The MUA says it is protesting against outsourcing and terminal automation, as well as for income protection. It claims the timing of the announcement was a “clear attempt to threaten workers into accepting cuts to their rights and conditions.
“From day one, DP World started with threats to our families,” claimed MUA assistant national secretary Warren Smith.
“Management have refused to meet, telling wharfies that they’ll get an agreement only if they withdraw their claims and accept the company’s, which result in less job security and worse conditions.
“It started with threats to workers’ income protection insurance, now they are targeting wharfies’ jobs,” he added.
However, DPWA said negotiations since April had seen the company reduce its claims from 29 to five, while the MUA still has 53 out of its original 59 claims, which, Mr Adam said, had the “potential to increase our costs by over $15m a year”.
He added: “The union has repeatedly demonstrated a dogged unwillingness to make any concessions on their claims. We are always prepared to meet with the union to negotiate, provided those meetings will be constructive.”
As the dispute drags on, shippers and their logistics partners continue to suffer. Paul Zalai, director of the Freight & Trade Alliance, said the 96-hour stoppage at DPWA Swanson Dock in Melbourne this month had been “particularly severe”.
“Six vessels were affected by the strike on imports, as well as holding back exports for six others,” he told The Loadstar. “Some containers were inside the affected terminal at the time and were stranded there for the duration of the stoppage.
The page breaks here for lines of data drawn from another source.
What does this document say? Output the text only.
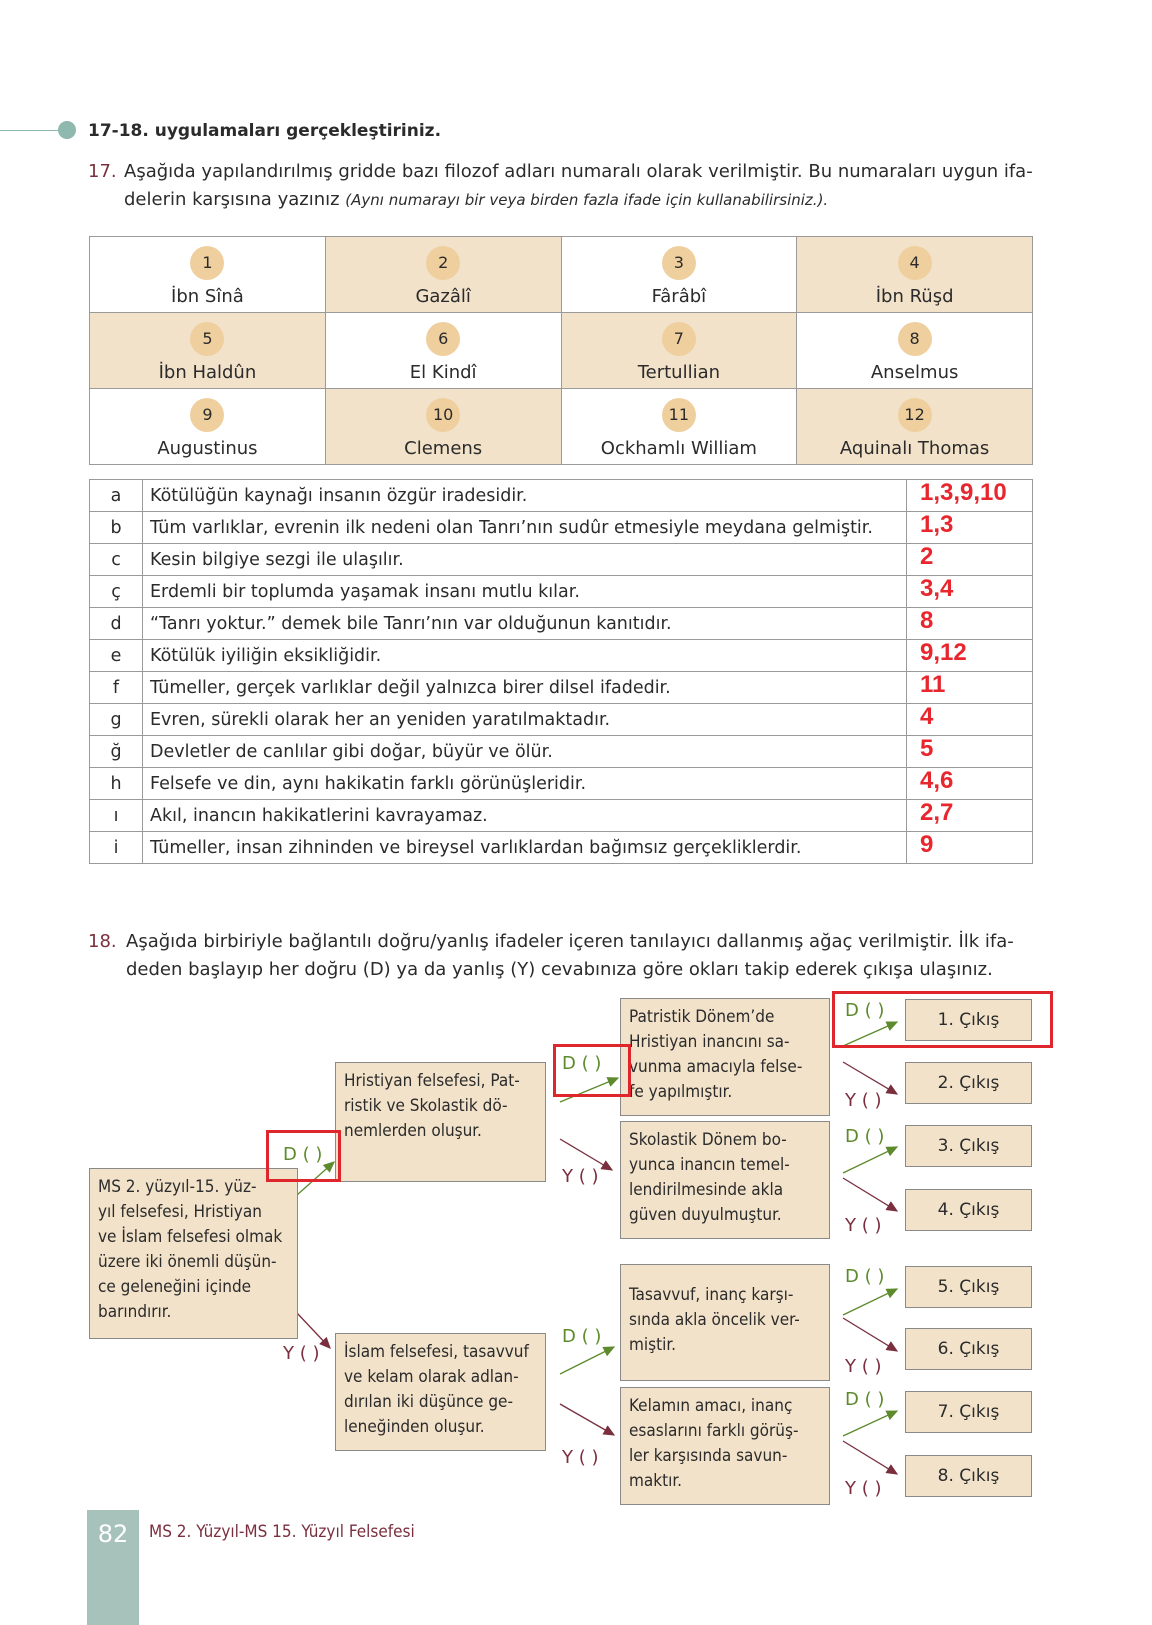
17-18. uygulamaları gerçekleştiriniz.
17. Aşağıda yapılandırılmış gridde bazı filozof adları numaralı olarak verilmiştir. Bu numaraları uygun ifa-
delerin karşısına yazınız (Aynı numarayı bir veya birden fazla ifade için kullanabilirsiniz.).
1
İbn Sînâ	2
Gazâlî	3
Fârâbî	4
İbn Rüşd

5
İbn Haldûn	6
El Kindî	7
Tertullian	8
Anselmus

9
Augustinus	10
Clemens	11
Ockhamlı William	12
Aquinalı Thomas
a	Kötülüğün kaynağı insanın özgür iradesidir.	1,3,9,10
b	Tüm varlıklar, evrenin ilk nedeni olan Tanrı’nın sudûr etmesiyle meydana gelmiştir.	1,3
c	Kesin bilgiye sezgi ile ulaşılır.	2
ç	Erdemli bir toplumda yaşamak insanı mutlu kılar.	3,4
d	“Tanrı yoktur.” demek bile Tanrı’nın var olduğunun kanıtıdır.	8
e	Kötülük iyiliğin eksikliğidir.	9,12
f	Tümeller, gerçek varlıklar değil yalnızca birer dilsel ifadedir.	11
g	Evren, sürekli olarak her an yeniden yaratılmaktadır.	4
ğ	Devletler de canlılar gibi doğar, büyür ve ölür.	5
h	Felsefe ve din, aynı hakikatin farklı görünüşleridir.	4,6
ı	Akıl, inancın hakikatlerini kavrayamaz.	2,7
i	Tümeller, insan zihninden ve bireysel varlıklardan bağımsız gerçekliklerdir.	9
18. Aşağıda birbiriyle bağlantılı doğru/yanlış ifadeler içeren tanılayıcı dallanmış ağaç verilmiştir. İlk ifa-
deden başlayıp her doğru (D) ya da yanlış (Y) cevabınıza göre okları takip ederek çıkışa ulaşınız.
MS 2. yüzyıl-15. yüz-
yıl felsefesi, Hristiyan
ve İslam felsefesi olmak
üzere iki önemli düşün-
ce geleneğini içinde
barındırır.
Hristiyan felsefesi, Pat-
ristik ve Skolastik dö-
nemlerden oluşur.
İslam felsefesi, tasavvuf
ve kelam olarak adlan-
dırılan iki düşünce ge-
leneğinden oluşur.
Patristik Dönem’de
Hristiyan inancını sa-
vunma amacıyla felse-
fe yapılmıştır.
Skolastik Dönem bo-
yunca inancın temel-
lendirilmesinde akla
güven duyulmuştur.
Tasavvuf, inanç karşı-
sında akla öncelik ver-
miştir.
Kelamın amacı, inanç
esaslarını farklı görüş-
ler karşısında savun-
maktır.
D ( )
Y ( )
D ( )
Y ( )
D ( )
Y ( )
D ( )
Y ( )
D ( )
Y ( )
D ( )
Y ( )
D ( )
Y ( )
1. Çıkış
2. Çıkış
3. Çıkış
4. Çıkış
5. Çıkış
6. Çıkış
7. Çıkış
8. Çıkış
82	MS 2. Yüzyıl-MS 15. Yüzyıl Felsefesi
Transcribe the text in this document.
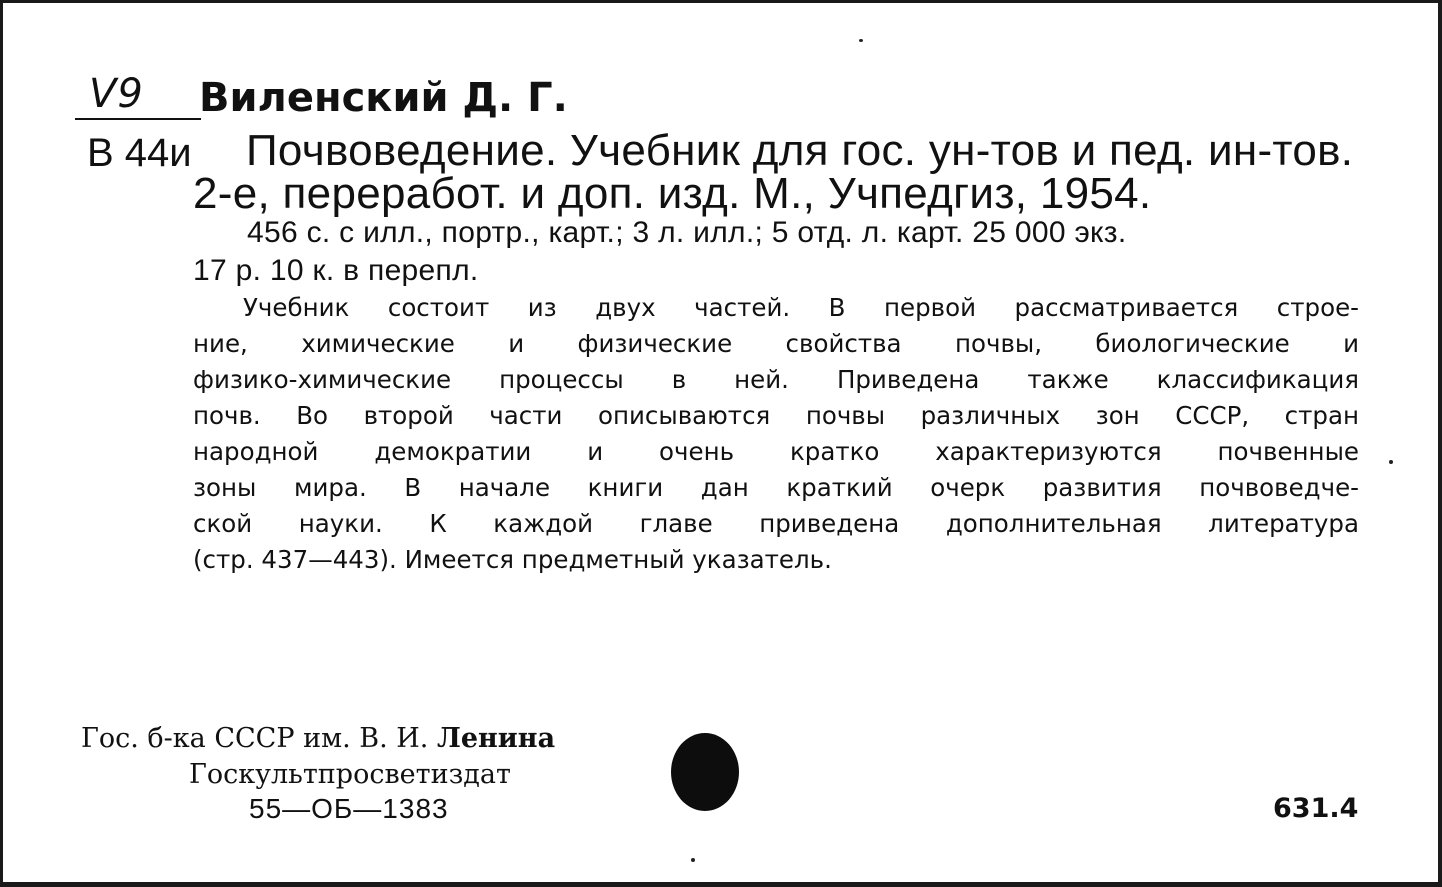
V9 Виленский Д. Г.
В 44и Почвоведение. Учебник для гос. ун-тов и пед. ин-тов.
2-е, переработ. и доп. изд. М., Учпедгиз, 1954.
456 с. с илл., портр., карт.; 3 л. илл.; 5 отд. л. карт. 25 000 экз.
17 р. 10 к. в перепл.
Учебник состоит из двух частей. В первой рассматривается строе-
ние, химические и физические свойства почвы, биологические и
физико-химические процессы в ней. Приведена также классификация
почв. Во второй части описываются почвы различных зон СССР, стран
народной демократии и очень кратко характеризуются почвенные
зоны мира. В начале книги дан краткий очерк развития почвоведче-
ской науки. К каждой главе приведена дополнительная литература
(стр. 437—443). Имеется предметный указатель.
Гос. б-ка СССР им. В. И. Ленина
Госкультпросветиздат
55—ОБ—1383	631.4
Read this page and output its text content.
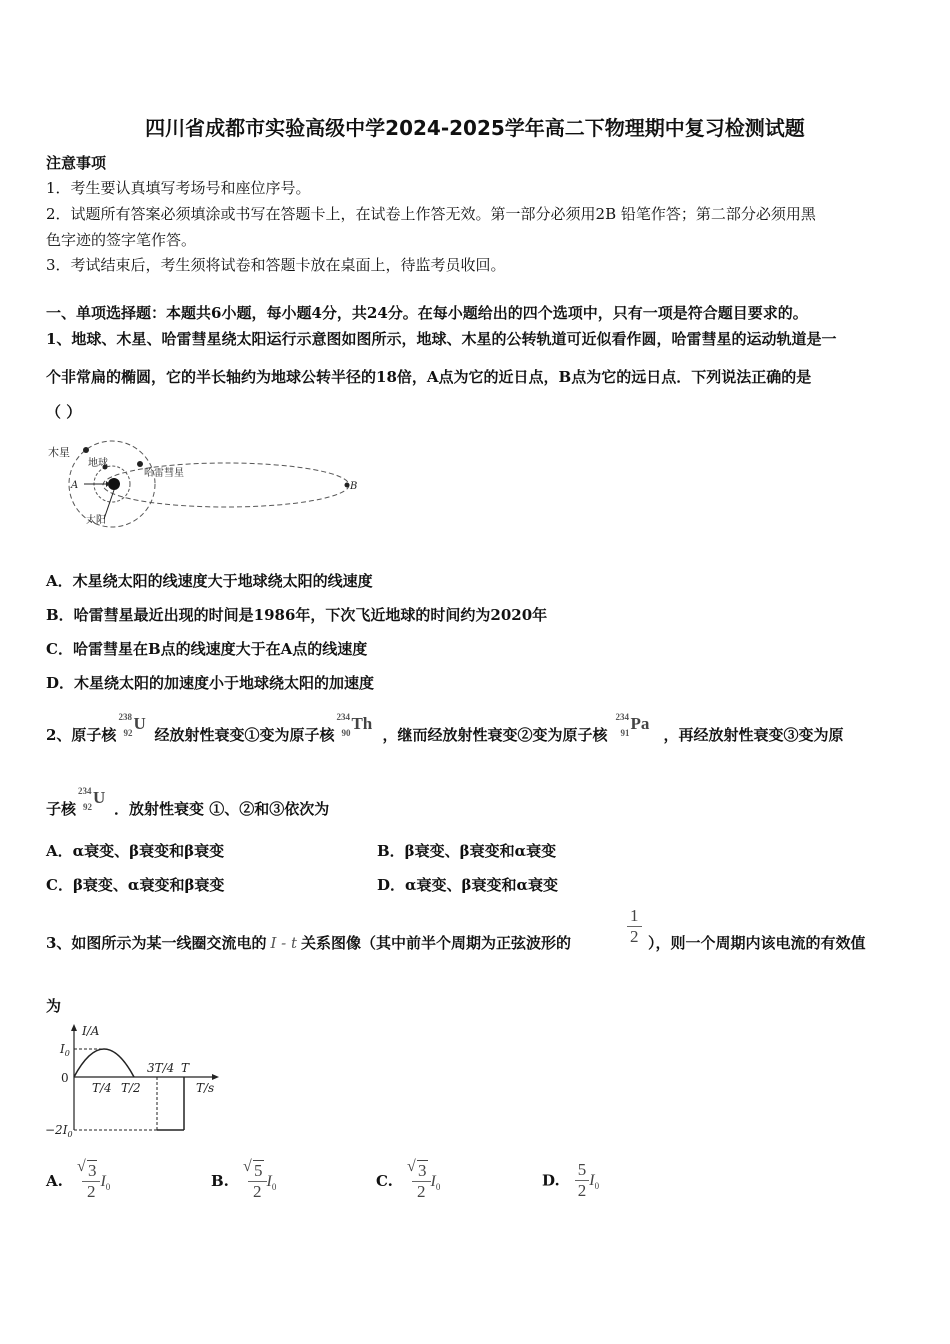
四川省成都市实验高级中学2024-2025学年高二下物理期中复习检测试题
注意事项
1．考生要认真填写考场号和座位序号。
2．试题所有答案必须填涂或书写在答题卡上，在试卷上作答无效。第一部分必须用2B 铅笔作答；第二部分必须用黑
色字迹的签字笔作答。
3．考试结束后，考生须将试卷和答题卡放在桌面上，待监考员收回。
一、单项选择题：本题共6小题，每小题4分，共24分。在每小题给出的四个选项中，只有一项是符合题目要求的。
1、地球、木星、哈雷彗星绕太阳运行示意图如图所示，地球、木星的公转轨道可近似看作圆，哈雷彗星的运动轨道是一
个非常扁的椭圆，它的半长轴约为地球公转半径的18倍，A点为它的近日点，B点为它的远日点．下列说法正确的是
（ ）
木星
地球
哈雷彗星
太阳
A	B
A．木星绕太阳的线速度大于地球绕太阳的线速度
B．哈雷彗星最近出现的时间是1986年，下次飞近地球的时间约为2020年
C．哈雷彗星在B点的线速度大于在A点的线速度
D．木星绕太阳的加速度小于地球绕太阳的加速度
2、原子核
238
92 U
经放射性衰变①变为原子核
234
90 Th
，继而经放射性衰变②变为原子核
234
91 Pa
，再经放射性衰变③变为原
子核
234
92 U
．放射性衰变 ①、②和③依次为
A．α衰变、β衰变和β衰变	B．β衰变、β衰变和α衰变
C．β衰变、α衰变和β衰变	D．α衰变、β衰变和α衰变
3、如图所示为某一线圈交流电的 I - t 关系图像（其中前半个周期为正弦波形的	$\frac{1}{2}$ ），则一个周期内该电流的有效值
为
I/A
$I_0$
0
$-2I_0$
T/4 T/2
3T/4 T
T/s
A. √ $\frac{3}{2} I_0$	B. √ $\frac{5}{2} I_0$	C. √ $\frac{3}{2} I_0$	D. $\frac{5}{2} I_0$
We understand that some of these containers included high-value and time-sensitive cargo.”
Mr Zalai said resulting supply chain costs included those for reefers held on power, higher transport to clear backlogs on a Sunday, truck delays and waiting times to return empty containers, which resulted in shipping line detention charges.
“In addition to the logistics costs, these types of delays present a real and serious risk of loss of contracts or contract penalties arising from delayed sailings, the potential for exporters to miss transhipments due to delays and importers not having stock on time,” he added, noting that previous stoppages had forced shipping lines to omit ports to maintain schedules.
DP World, meanwhile, said its “challenging outlook” was caused by Australia’s surplus port capacity, combined with unprecedented carrier consolidation and changes to shipping services calling at the country.
The company is facing fierce competition from its fully or semi-automated terminal operator competitors Patrick, Hutchison and ICTSI’s Victoria International, according to the Australian National Review, which notes that DPWA is the last to hold out against automation – apart from at its Brisbane terminal – and employs the largest manual stevedore workforce in Australia, 1,800.
Mr Adam told local media DPWA had “no plans to automate”, but would not agree to union demands to rule it out during the term of the enterprise agreement, “particularly when our competitors are automated”.